Explanation of the MT data pipeline in Open-NLLB

Dataset construction process looks like following, there are 10 steps in total (note: the number of steps is semi-arbitrarily chosen so that we end up with approximately self-contained logical units):

Step 1

At the end of the data preparation stage (which happens in Open-NLLB-stopes) we end up with sharded, binarized language directions.

Example: let's take eng_Latn-tur_Latn language direction as an example (meaning English to Turkish direction, both have Latin script). The train dataset has 28 shards that are organized in the following structure:

/data_bin
    /shard000
        /train.eng_Latn-tur_Latn.eng_Latn.bin
        /train.eng_Latn-tur_Latn.eng_Latn.idx
        /train.eng_Latn-tur_Latn.tur_Latn.bin
        /train.eng_Latn-tur_Latn.tur_Latn.idx
    /shard001
        ...
    ...
    /shard027

Both bin and idx files are binary files that have a proprietary format (mmap format).

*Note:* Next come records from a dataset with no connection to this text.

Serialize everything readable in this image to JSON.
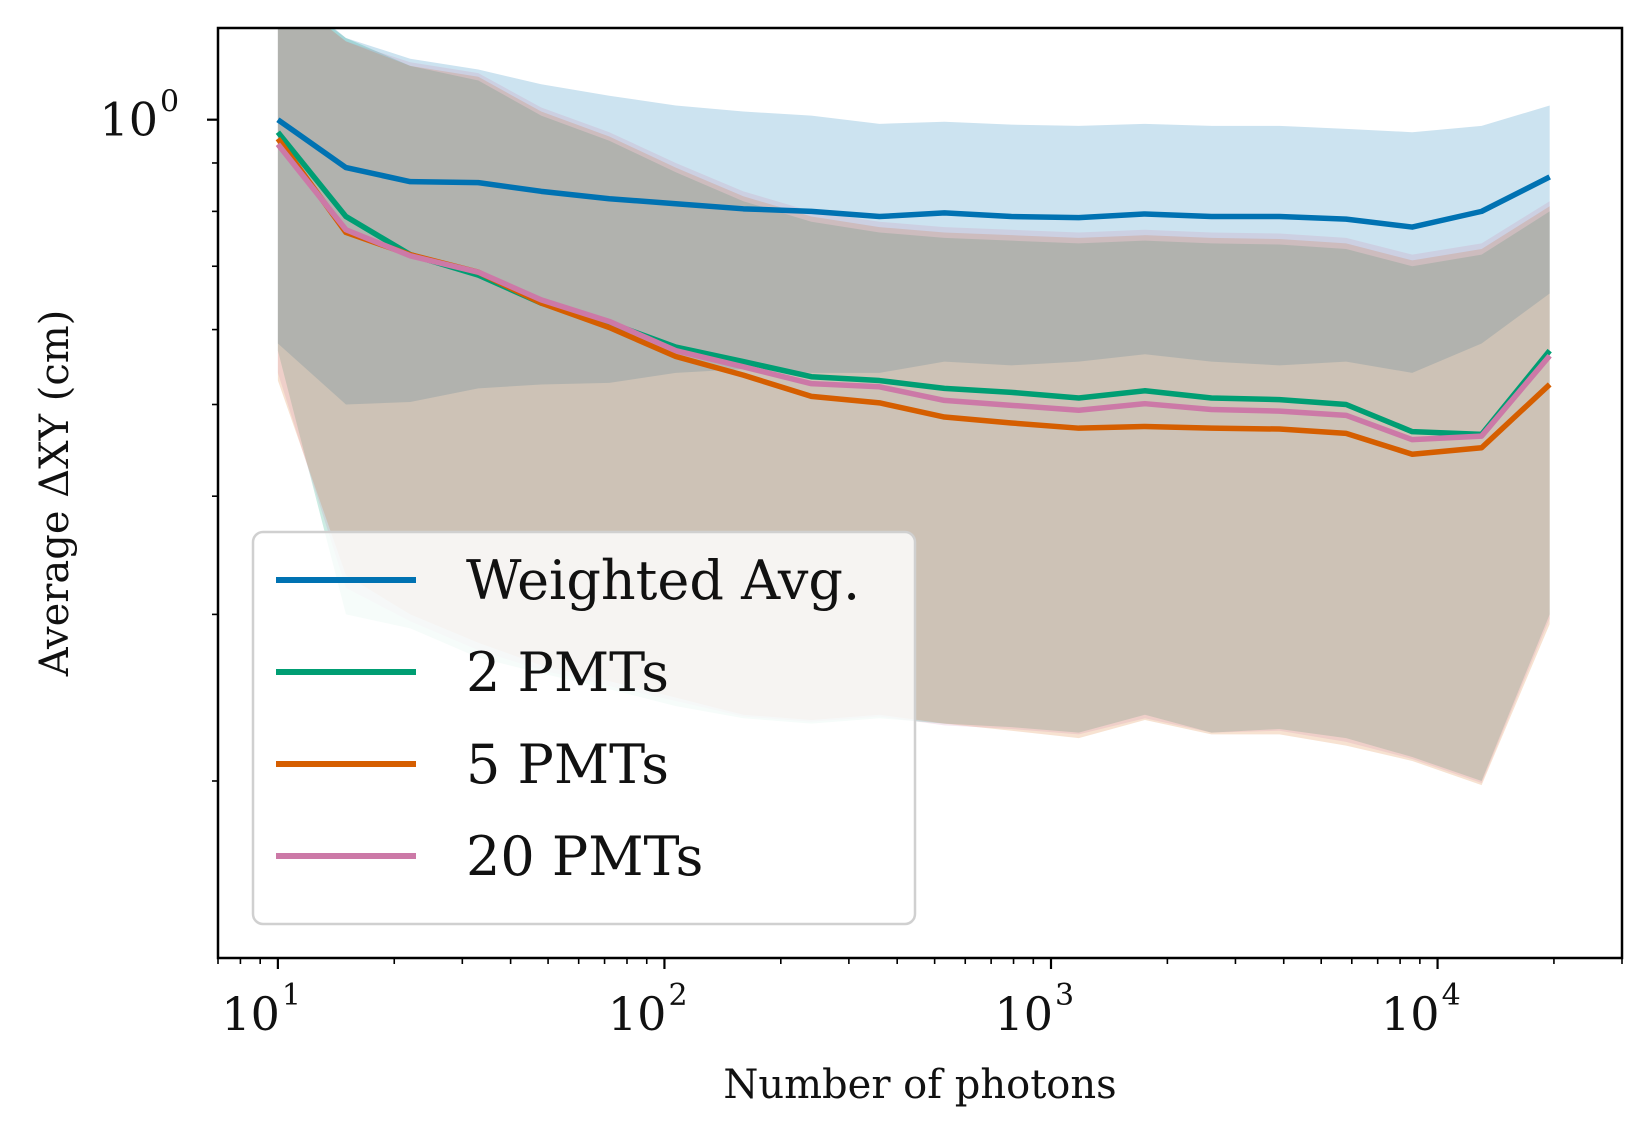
{
  "chart_data": {
    "type": "line",
    "title": "",
    "xlabel": "Number of photons",
    "ylabel": "Average ΔXY (cm)",
    "xscale": "log",
    "yscale": "log",
    "xlim": [
      7.0,
      30000
    ],
    "ylim": [
      0.13,
      1.25
    ],
    "x_ticks": [
      {
        "base": "10",
        "exp": "1",
        "value": 10
      },
      {
        "base": "10",
        "exp": "2",
        "value": 100
      },
      {
        "base": "10",
        "exp": "3",
        "value": 1000
      },
      {
        "base": "10",
        "exp": "4",
        "value": 10000
      }
    ],
    "y_ticks": [
      {
        "base": "10",
        "exp": "0",
        "value": 1
      }
    ],
    "grid": false,
    "legend_position": "lower-left",
    "x": [
      10,
      15,
      22,
      33,
      48,
      72,
      107,
      160,
      240,
      360,
      530,
      790,
      1180,
      1750,
      2600,
      3900,
      5800,
      8600,
      13000,
      19500
    ],
    "series": [
      {
        "name": "Weighted Avg.",
        "color": "#0072B2",
        "values": [
          1.0,
          0.89,
          0.86,
          0.858,
          0.84,
          0.825,
          0.815,
          0.805,
          0.8,
          0.79,
          0.797,
          0.79,
          0.788,
          0.795,
          0.79,
          0.79,
          0.785,
          0.77,
          0.8,
          0.87
        ],
        "band_upper": [
          1.4,
          1.22,
          1.16,
          1.13,
          1.09,
          1.06,
          1.035,
          1.02,
          1.01,
          0.99,
          0.995,
          0.988,
          0.985,
          0.99,
          0.985,
          0.985,
          0.978,
          0.97,
          0.985,
          1.035
        ],
        "band_lower": [
          0.58,
          0.5,
          0.503,
          0.52,
          0.525,
          0.527,
          0.54,
          0.545,
          0.54,
          0.54,
          0.555,
          0.55,
          0.555,
          0.565,
          0.555,
          0.55,
          0.555,
          0.54,
          0.58,
          0.655
        ]
      },
      {
        "name": "2 PMTs",
        "color": "#009E73",
        "values": [
          0.97,
          0.79,
          0.72,
          0.685,
          0.64,
          0.61,
          0.575,
          0.555,
          0.535,
          0.53,
          0.52,
          0.515,
          0.508,
          0.517,
          0.508,
          0.506,
          0.5,
          0.468,
          0.465,
          0.57
        ],
        "band_upper": [
          1.38,
          1.22,
          1.14,
          1.1,
          1.01,
          0.95,
          0.88,
          0.82,
          0.78,
          0.76,
          0.75,
          0.745,
          0.74,
          0.745,
          0.74,
          0.738,
          0.73,
          0.7,
          0.72,
          0.8
        ],
        "band_lower": [
          0.57,
          0.3,
          0.29,
          0.27,
          0.26,
          0.25,
          0.24,
          0.233,
          0.23,
          0.233,
          0.23,
          0.228,
          0.225,
          0.235,
          0.225,
          0.227,
          0.222,
          0.212,
          0.2,
          0.3
        ]
      },
      {
        "name": "5 PMTs",
        "color": "#D55E00",
        "values": [
          0.955,
          0.76,
          0.72,
          0.69,
          0.64,
          0.603,
          0.562,
          0.537,
          0.51,
          0.502,
          0.485,
          0.478,
          0.472,
          0.474,
          0.472,
          0.471,
          0.466,
          0.443,
          0.45,
          0.525
        ],
        "band_upper": [
          1.38,
          1.21,
          1.14,
          1.11,
          1.02,
          0.96,
          0.89,
          0.83,
          0.79,
          0.77,
          0.76,
          0.755,
          0.75,
          0.755,
          0.75,
          0.748,
          0.74,
          0.71,
          0.73,
          0.81
        ],
        "band_lower": [
          0.53,
          0.33,
          0.3,
          0.28,
          0.265,
          0.255,
          0.245,
          0.235,
          0.232,
          0.235,
          0.23,
          0.226,
          0.222,
          0.232,
          0.224,
          0.224,
          0.218,
          0.21,
          0.198,
          0.293
        ]
      },
      {
        "name": "20 PMTs",
        "color": "#CC79A7",
        "values": [
          0.942,
          0.765,
          0.718,
          0.69,
          0.645,
          0.612,
          0.57,
          0.548,
          0.526,
          0.522,
          0.505,
          0.499,
          0.493,
          0.501,
          0.494,
          0.492,
          0.487,
          0.459,
          0.463,
          0.563
        ],
        "band_upper": [
          1.37,
          1.21,
          1.15,
          1.12,
          1.03,
          0.97,
          0.9,
          0.84,
          0.8,
          0.78,
          0.77,
          0.765,
          0.76,
          0.765,
          0.76,
          0.758,
          0.75,
          0.72,
          0.74,
          0.82
        ],
        "band_lower": [
          0.54,
          0.32,
          0.295,
          0.275,
          0.262,
          0.252,
          0.243,
          0.234,
          0.231,
          0.234,
          0.229,
          0.227,
          0.224,
          0.233,
          0.225,
          0.226,
          0.22,
          0.211,
          0.199,
          0.297
        ]
      }
    ]
  }
}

bin files contain tokenized sentences (we used the SPM-200 tokenizer) per line (in a raw/binary format). All of them are suffixed with an EOS token (</s>) that has index = 2 in SPM-200's dictionary.

idx files contain number of tokens per sentence from the bin file (including the </s> token) per line, aka a single number per line.

The language code just before the .bin/.idx suffix tells us about the processed language in that particular file (i.e. are these English or Turkish sentences).

Step 2

Next up we load the data from the above bin/idx files into mmap or memory mapped dataset.

TL;DR: mmap helps us to deal with datasets whose size can't fit in system memory (RAM). It automagically handles loading from the disk so that you don't have to think about RAM utilization yourself.

It's the lowest level of abstraction and it deals with headers, pointers and bytes from .bin & .idx files.

You can find its implementation in the MMapIndexedDataset class.

Step 3

We then wrap the mmap dataset for both the source and the target language into PrependTokenDataset.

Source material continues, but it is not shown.